With changes abound, risk needs a big innovation that will change the game for good. But what is that innovation? The FutureRiskMinds, tomorrow's risk leaders, explore data and data management to explore the inefficiencies within the risk function.
A recent Netflix documentary ‘The Great Hack’, centred on the use of large-scale data gathering of American voters, to create a digital fingerprint based on individual political preferences, and the impact of targeted campaigning based on those preferences. It outlined how data is now often described as “the most valuable asset on earth” and a commodity that can be used to drive certain outcomes.
It’s undeniable that the breadth, depth and availability of data is increasing exponentially and in turn so does its power and its value. With the rapid evolution of the digital landscape in financial services and initiatives such as open banking, competition has never been greater. Consumer mobility is now actively encouraged and as a result brand loyalty is being eroded. Firms therefore must invest in extracting the maximum amount of information from the data at their disposal, not only to improve services but simply to remain competitive.
Traditionally the role of the risk manager has been to utilise model outputs to inform decisions on subjects such as lending policy, product launches, fraud prevention, and collection strategies. These models often consume a relatively small amount of historical data to project future trends, they generally have linear relationships and require a large investment of time to maintain, review, and analyse.
Machine learning has been used for some years in investment banking to predict patterns and trends in financial markets and provides the ability to consume and analyse vast amounts of data with non-linear relationships in near real time.
When considered in the context of risk management we can use AI to build our own digital fingerprint of each customer, with greater insight into, and understanding of, their individual needs and behaviours, beyond simply analysing life stage, financial commitments, and credit profile. We can begin to understand customer habits, lifestyle, and personal goals to produce a tailored suite of products which enable them to achieve their aspirations, manage their finances more efficiently or simply live more comfortably.
As with any new technology, challenges exist relating to cost of implementation and sourcing skilled labour to maintain algorithms and validate model outputs. This is in addition to ethical challenges around data privacy, security and bias. All of which mean that a large commitment both financially and strategically is required by an institution to drive the technology forward.
Bringing ethics & artificial intelligence into the corporate space
Whilst these challenges may be prohibitive to some, the technology around machine learning continues to evolve and it’s easy to imagine a time in the near future where the skills required to build and maintain AI processes are commonplace, the costs of maintaining a suite of AI analytics tools is far lower and the banking industry more dynamic as a result.
The next big innovation in risk management is capitalising on our deep understanding of the value chain.
A classical problem in risk management is its reactive nature, as the full impact of new risks is difficult to obtain, and instead, risk and profitability are handled locally and only analysed later globally. This results in suboptimal decisions in terms of trading, hedging and sales margins, as the decisions are made without a full understanding of funding costs, capital- and tax implications.

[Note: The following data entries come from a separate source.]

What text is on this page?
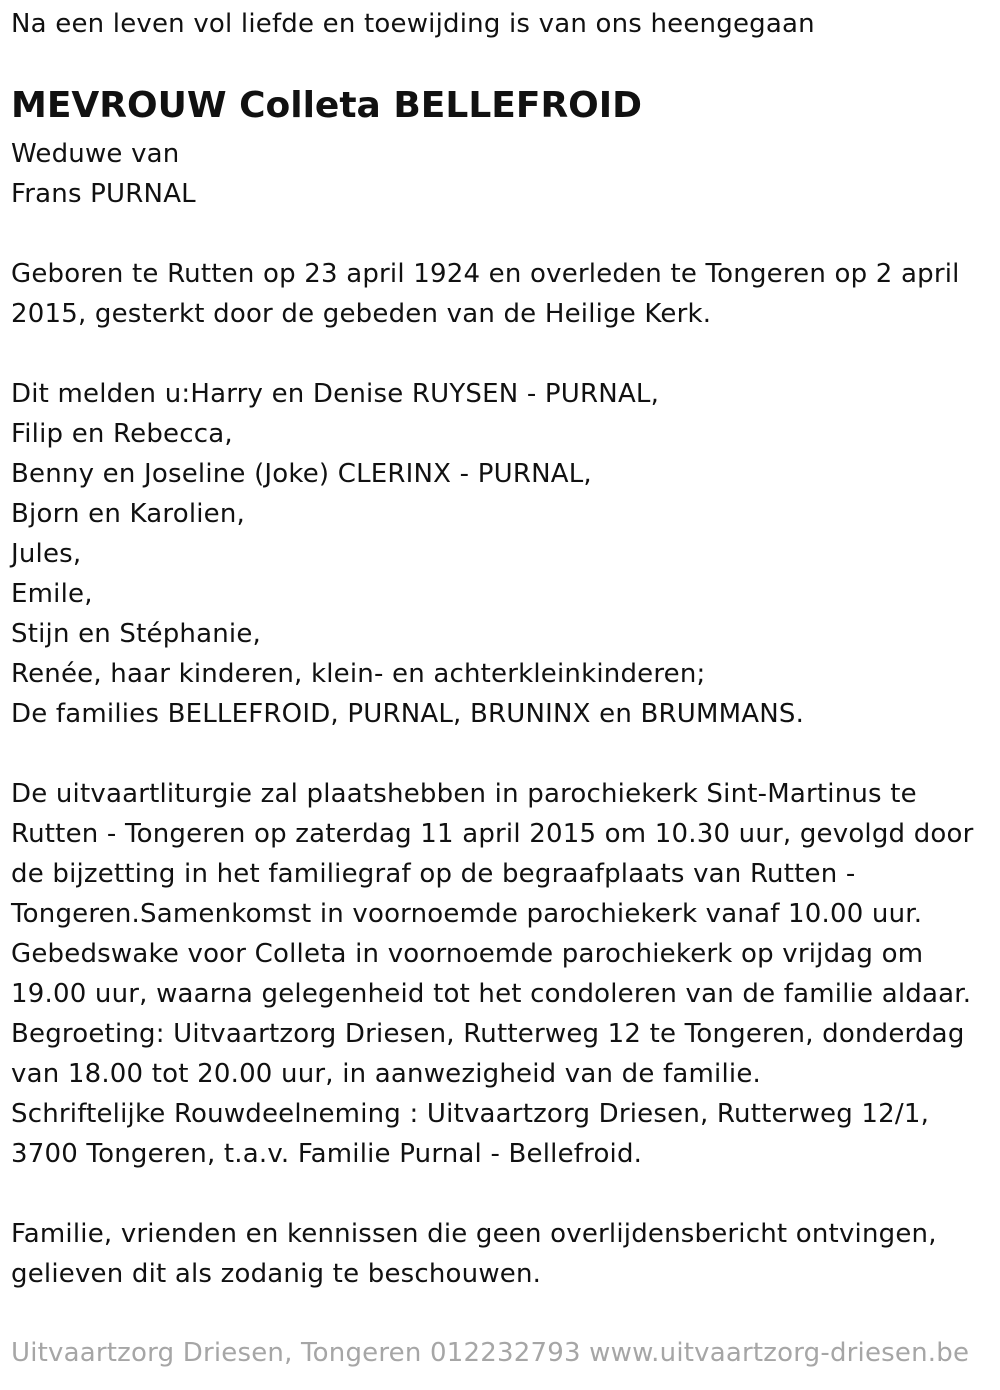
Na een leven vol liefde en toewijding is van ons heengegaan
MEVROUW Colleta BELLEFROID
Weduwe van
Frans PURNAL
Geboren te Rutten op 23 april 1924 en overleden te Tongeren op 2 april
2015, gesterkt door de gebeden van de Heilige Kerk.
Dit melden u:Harry en Denise RUYSEN - PURNAL,
Filip en Rebecca,
Benny en Joseline (Joke) CLERINX - PURNAL,
Bjorn en Karolien,
Jules,
Emile,
Stijn en Stéphanie,
Renée, haar kinderen, klein- en achterkleinkinderen;
De families BELLEFROID, PURNAL, BRUNINX en BRUMMANS.
De uitvaartliturgie zal plaatshebben in parochiekerk Sint-Martinus te
Rutten - Tongeren op zaterdag 11 april 2015 om 10.30 uur, gevolgd door
de bijzetting in het familiegraf op de begraafplaats van Rutten -
Tongeren.Samenkomst in voornoemde parochiekerk vanaf 10.00 uur.
Gebedswake voor Colleta in voornoemde parochiekerk op vrijdag om
19.00 uur, waarna gelegenheid tot het condoleren van de familie aldaar.
Begroeting: Uitvaartzorg Driesen, Rutterweg 12 te Tongeren, donderdag
van 18.00 tot 20.00 uur, in aanwezigheid van de familie.
Schriftelijke Rouwdeelneming : Uitvaartzorg Driesen, Rutterweg 12/1,
3700 Tongeren, t.a.v. Familie Purnal - Bellefroid.
Familie, vrienden en kennissen die geen overlijdensbericht ontvingen,
gelieven dit als zodanig te beschouwen.
Uitvaartzorg Driesen, Tongeren 012232793 www.uitvaartzorg-driesen.be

However, with new regulation such as Interest Rate Risk in the Banking Book and Fundamental Review of the Trading Book, where a very detailed understanding of the risk becomes necessary to satisfy regulatory requirements, the initial steps towards a more transparent value chain have started. This should be used as a stepping stone to an improved understanding of the value chain. Here, a deep understanding of the risk will become even more important as risk decisions will impact the return on allocated capital in far more significant way.
Natural extensions for this will be to capture the effects all the way through to the balance sheet and EBITDA, as the additional transparency will support making better strategic decisions.
Hence, improvements in the calculation framework and infrastructure that can spread the understanding of the value chain throughout the organisation; not only to the salesperson or trader, but also upwards in the organisation, which will be necessary. This will result in a more profitable organisation and a better understanding of what is beneficial as a whole instead of mainly focusing on the local trading desks or sales organisations.
Why do we need machine learning to effectively approach regulatory requirements?
An effective system integration and infrastructure implementation will become an even bigger competitive advantage, as an improved understanding of the entire value chain will help identify desirable and undesirable risk and business processes from a global perspective. Furthermore, trades, investments or strategies that may seem undesirable or expensive from a local perspective, may have beneficial effects either impacting capital by offsetting effects, triggering specific regulations or lowering risk for existing operations. The opposite might also be the case, as seemingly profitable decisions may have a negative impact on the organisation.
Furthermore, increased regulation increases the entry barriers for some markets, so a deeper understanding of the risk can become valuable in itself either as a service or through the additional income stream from entering lucrative markets.
Finally, the tax and accounting layer is often very far from actual operation and typically seen as a lower order effect, even though the implications can be significant. Thus, a stronger connection and better feedback loop can significantly improve profitability and stability of an organisation, which is the goal of any risk team. Hence, as a risk manager, this is a crucial part to include when managing risk of an organisation.
There are of course significant challenges in terms of infrastructure, modelling, and increased calculation requirements, but with modern hardware and calculation techniques, solving these challenges will be the next big innovation in risk management.